At RG, Marlon Davis has passed BJ Stabler for the starting job this weekend, while Stabler sits at backup at RT. During his freshman year, Davis saw limited action, playing in four games, but eventually earned three starts last year against FIU, LSU, and Auburn while playing in 11 games over the course of the season. His backup is Patrick Crump, another true freshman out of Hoover High School, who was rated the #20 guard prospect in American by Rivals.

Finally, Mike Johnson, a redshirt sophomore who saw 132 snaps in 13 games last season, has battled his way into the starting lineup over returning starter Chris Capps and former starting guard BJ Stabler.
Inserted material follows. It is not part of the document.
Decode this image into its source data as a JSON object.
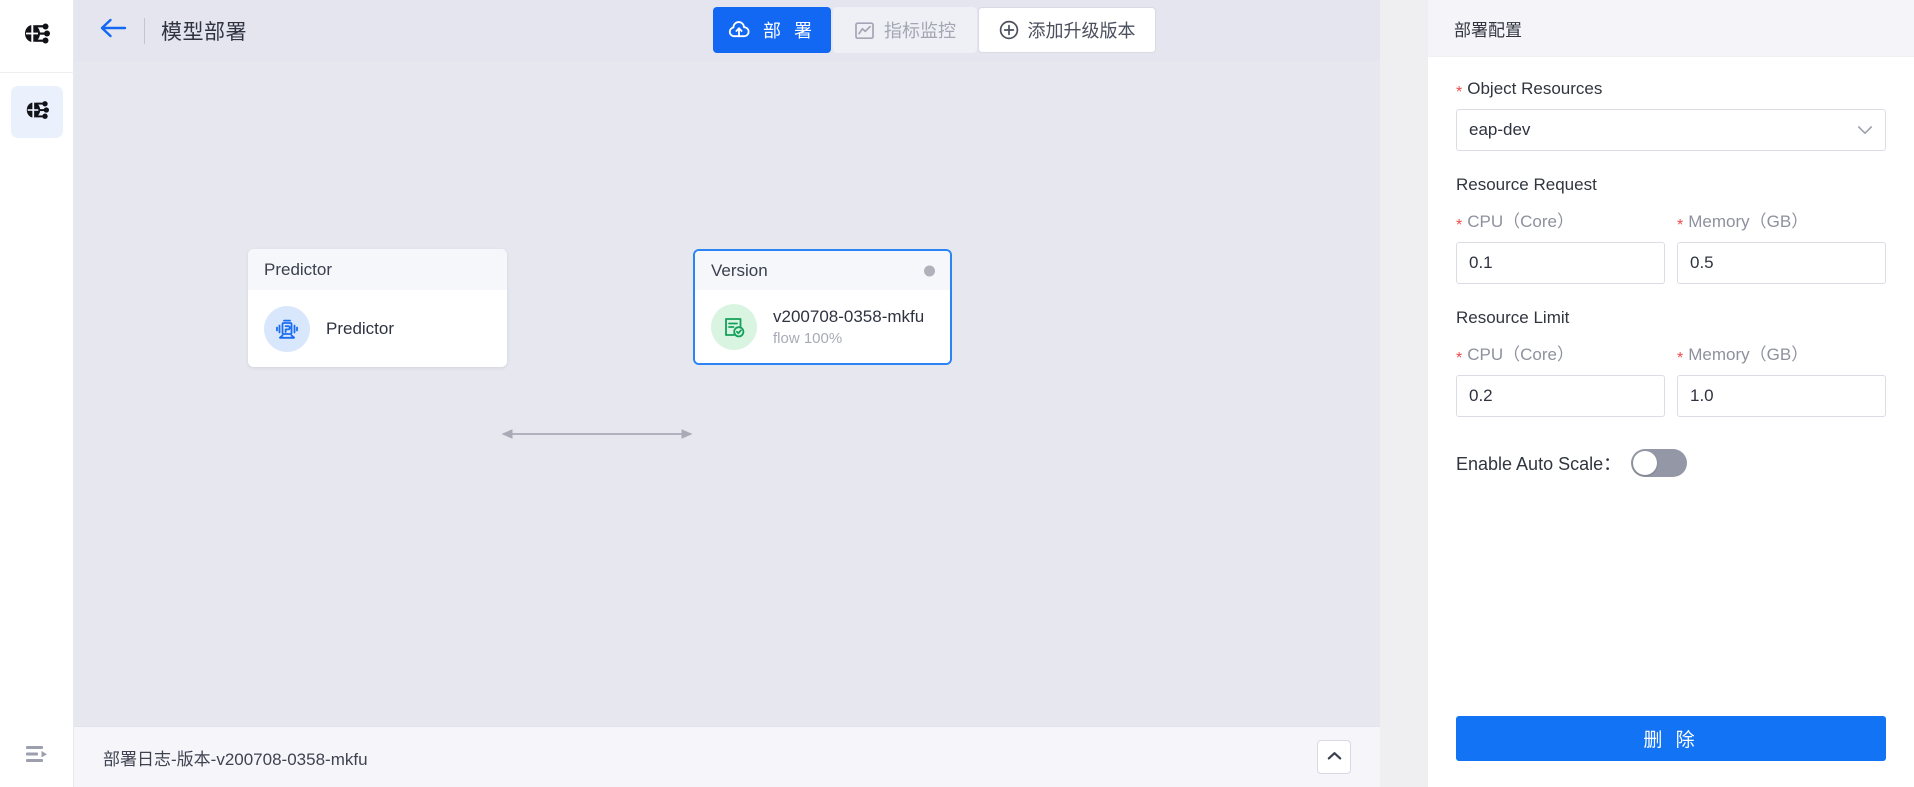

This unit has the talent, coaching, experience, and, finally, depth to go from one of the worst in the league to one of the best this season.

The Defensive Line

The other side of the ball didn't receive quite as much scorn as their offensive counterparts, but there were more than a few disgruntled rumblings as the usually stout Alabama run defense wound up seventh in the league, allowing an average of 4 ypc and 124.6 ypg, and dead last in sacks with a measley 13 for 100 yards. Both lines were hit hard by NCAA probation and it's scholarship limits but, while the o-line was adressed in Shula's '05/'06 recruiting class, the defensive front seven continued to dwindle, forcing beloved former DC Joe Kines to run a hybrid nickel/3-3-5 defense designed to play to the strength of his defense, the secondary. That scheme, coupled with a dearth of experienced players, allowed more than one opponenet to run all over the Tide.

For example, our inability to stop the "inside trout" likely cost us the Independence Bowl.
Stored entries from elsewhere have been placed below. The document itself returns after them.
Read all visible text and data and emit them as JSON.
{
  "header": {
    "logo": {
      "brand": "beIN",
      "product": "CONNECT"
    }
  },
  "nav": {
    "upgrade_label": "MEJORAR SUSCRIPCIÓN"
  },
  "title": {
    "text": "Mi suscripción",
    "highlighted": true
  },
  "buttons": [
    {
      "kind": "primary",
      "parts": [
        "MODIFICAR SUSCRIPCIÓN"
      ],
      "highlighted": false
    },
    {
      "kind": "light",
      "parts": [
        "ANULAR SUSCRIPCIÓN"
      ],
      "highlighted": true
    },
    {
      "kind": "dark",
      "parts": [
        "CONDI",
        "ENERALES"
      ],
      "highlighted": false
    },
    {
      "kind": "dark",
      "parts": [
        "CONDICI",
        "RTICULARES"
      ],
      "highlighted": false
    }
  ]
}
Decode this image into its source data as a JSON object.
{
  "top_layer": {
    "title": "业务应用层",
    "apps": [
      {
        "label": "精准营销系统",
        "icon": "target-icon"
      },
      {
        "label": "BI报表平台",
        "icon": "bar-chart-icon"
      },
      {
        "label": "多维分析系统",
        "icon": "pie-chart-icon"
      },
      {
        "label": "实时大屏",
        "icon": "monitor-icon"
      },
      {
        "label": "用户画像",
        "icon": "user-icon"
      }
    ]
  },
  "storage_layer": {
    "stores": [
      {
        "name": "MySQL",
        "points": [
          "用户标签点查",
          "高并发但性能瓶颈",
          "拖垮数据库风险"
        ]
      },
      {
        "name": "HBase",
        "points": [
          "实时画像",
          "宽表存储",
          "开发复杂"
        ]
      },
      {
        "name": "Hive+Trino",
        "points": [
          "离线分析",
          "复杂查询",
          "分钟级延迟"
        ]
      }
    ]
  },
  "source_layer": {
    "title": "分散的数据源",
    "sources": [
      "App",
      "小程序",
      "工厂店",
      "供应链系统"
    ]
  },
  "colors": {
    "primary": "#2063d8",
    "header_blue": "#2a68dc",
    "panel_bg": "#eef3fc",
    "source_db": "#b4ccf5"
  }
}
New coach Nick Saban has installed a 3-4 defense, but he's also hinted that a lack of depth in the front seven will likely mean more nickel coverage than he typically runs throughout the year. Key for this type of defense is the play of the line. Like last year, they'll be expected to draw multiple blocks and open gaps for blitzing linebackers more than they will to stop the run and pressure the QB, but they will be a verastile group, with ends expected to move inside and play tackle on plays where the "Jack" linebacker, a hybrid LB/DE, lines up as a rush end. Starting at end against Western Carolina are Wallace Gilberry and Bobby Greenwood. Gilberry will primarily play as a rush end after leading the team with 3.5 sacks and 10 QB hurries last year. A senior who earned Freshman All-SEC honors in 2004, he saw his sack production drop after he recorded 6.5 in '04 with only 1.5 in '05 and 3.5 last year. His production should increase this year, though, while Greenwood, who also earned Freshman All-SEC Honors (but in '05) recorded 2.5 sacks himself last year. He'll be expected to move inside when the Jack LB plays end. Backing both of them up are Milton Talbert, a sophomore who has yet to see the field, Brandon Deadrick, a sophomore who played in six contests last year but only recorded two stops, and Luther Davis, a highly touted true freshman ranked as the #25 DT in America out of high school.
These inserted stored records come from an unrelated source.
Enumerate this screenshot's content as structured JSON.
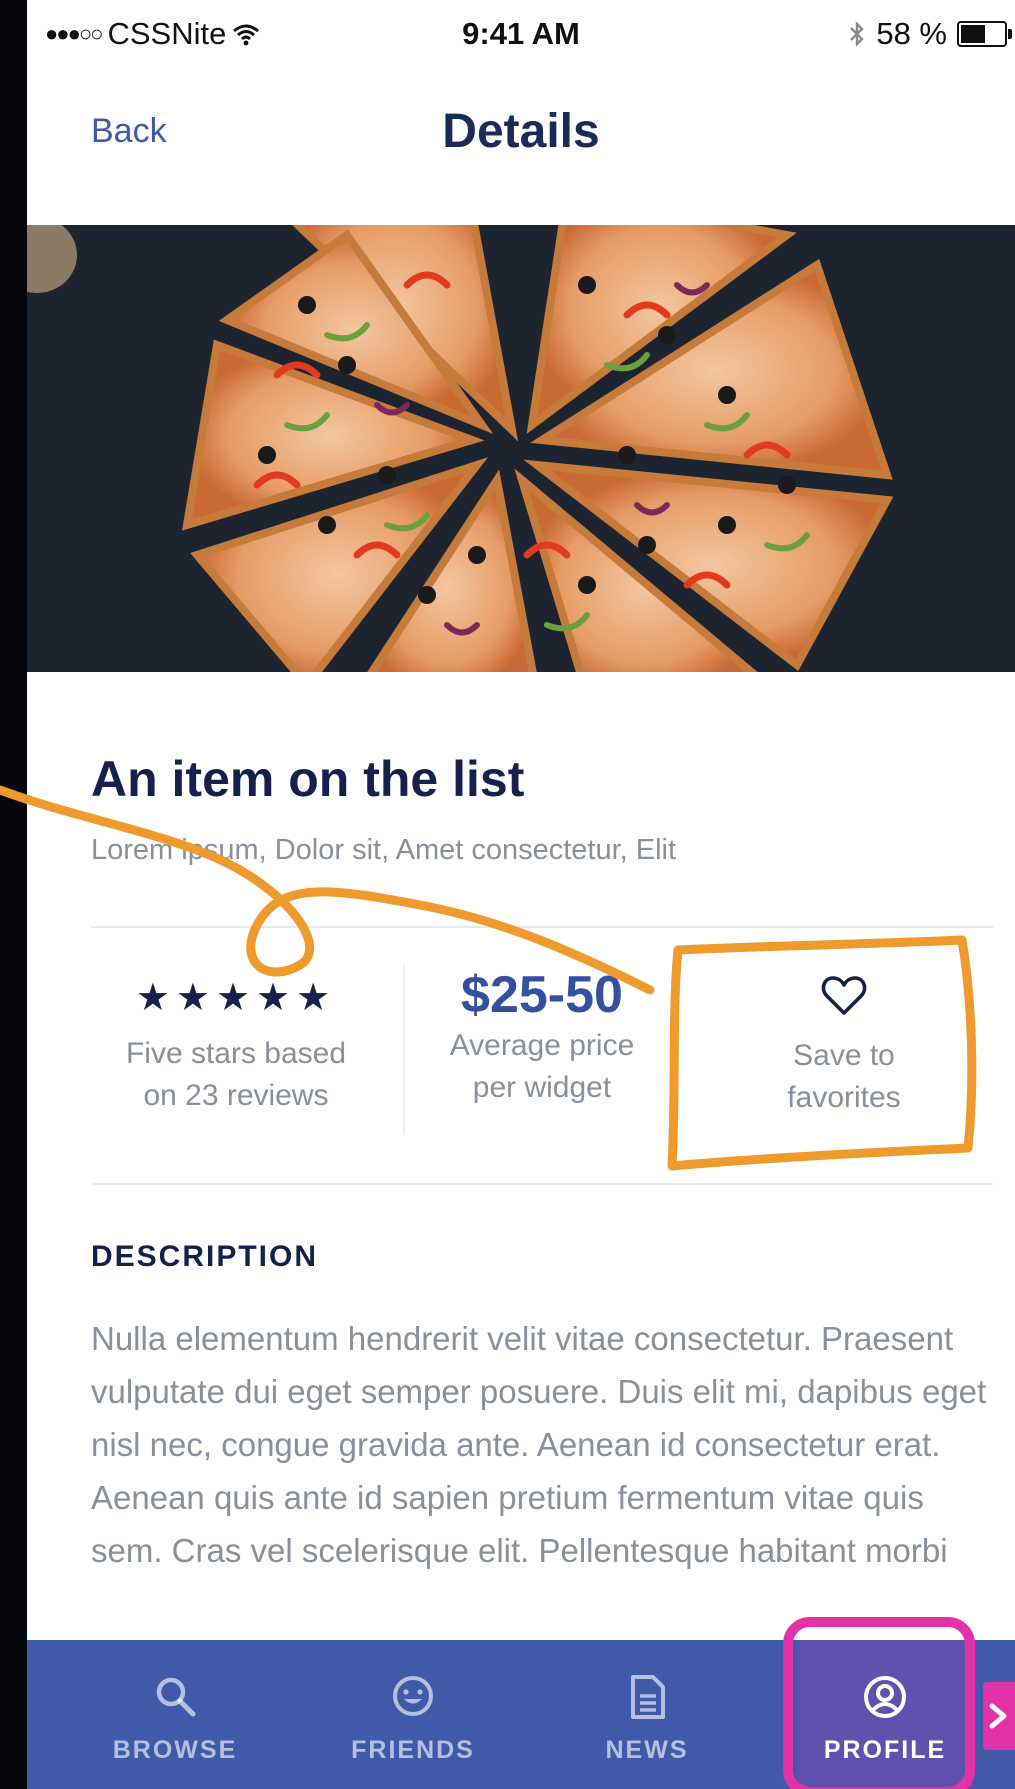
{
  "status_bar": {
    "signal_dots": "●●●○○",
    "carrier": "CSSNite",
    "time": "9:41 AM",
    "battery_text": "58 %",
    "battery_level": 0.58
  },
  "nav": {
    "back_label": "Back",
    "title": "Details"
  },
  "item": {
    "title": "An item on the list",
    "tags": "Lorem ipsum, Dolor sit, Amet consectetur, Elit"
  },
  "stats": {
    "rating_stars": "★★★★★",
    "rating_value": 5,
    "rating_caption_1": "Five stars based",
    "rating_caption_2": "on 23 reviews",
    "price": "$25-50",
    "price_caption_1": "Average price",
    "price_caption_2": "per widget",
    "favorite_caption_1": "Save to",
    "favorite_caption_2": "favorites"
  },
  "description": {
    "heading": "DESCRIPTION",
    "body": "Nulla elementum hendrerit velit vitae consectetur. Praesent vulputate dui eget semper posuere. Duis elit mi, dapibus eget nisl nec, congue gravida ante. Aenean id consectetur erat. Aenean quis ante id sapien pretium fermentum vitae quis sem. Cras vel scelerisque elit. Pellentesque habitant morbi"
  },
  "tabs": [
    {
      "label": "BROWSE",
      "icon": "search-icon"
    },
    {
      "label": "FRIENDS",
      "icon": "smiley-icon"
    },
    {
      "label": "NEWS",
      "icon": "document-icon"
    },
    {
      "label": "PROFILE",
      "icon": "user-circle-icon",
      "active": true
    }
  ],
  "colors": {
    "accent": "#3f5aa8",
    "title": "#14214c",
    "tab_active": "#6150ae",
    "annotation_orange": "#ee9a2c",
    "annotation_pink": "#e232a6"
  }
}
NG is a new position for Alabama now that we'll be running the 3-4, so it's only fitting that a new arrival to the defense should man it. Brian Motley, a two way player in high school, spent last year as a third string center before the new staff decided to try him out at tackle the day before spring practice began. He's drawn considerable praise at that position, and will start on Saturday despite playing with a cast after surgery to repair a broken bone in his hand. This is a dangerously thing position though, as he's backed up by redshirt freshman Lorenzo Washington, and not much else. True freshman Josh Chapman is in the middle of an eligibility scandal involving changed grades that likely means he won't see the field this season, while fellow true freshman Alfred McCullough is the last man on the depth chart. Even though this is a position of vital importance for the new defensive schemes, it's the thinnest on the roster.

Update [2007-8-29 0:20:50 by Todd]:

Well, Motley's out, so that bumps Washington up to starter at NG, and McCullough the lone backup. This is not good.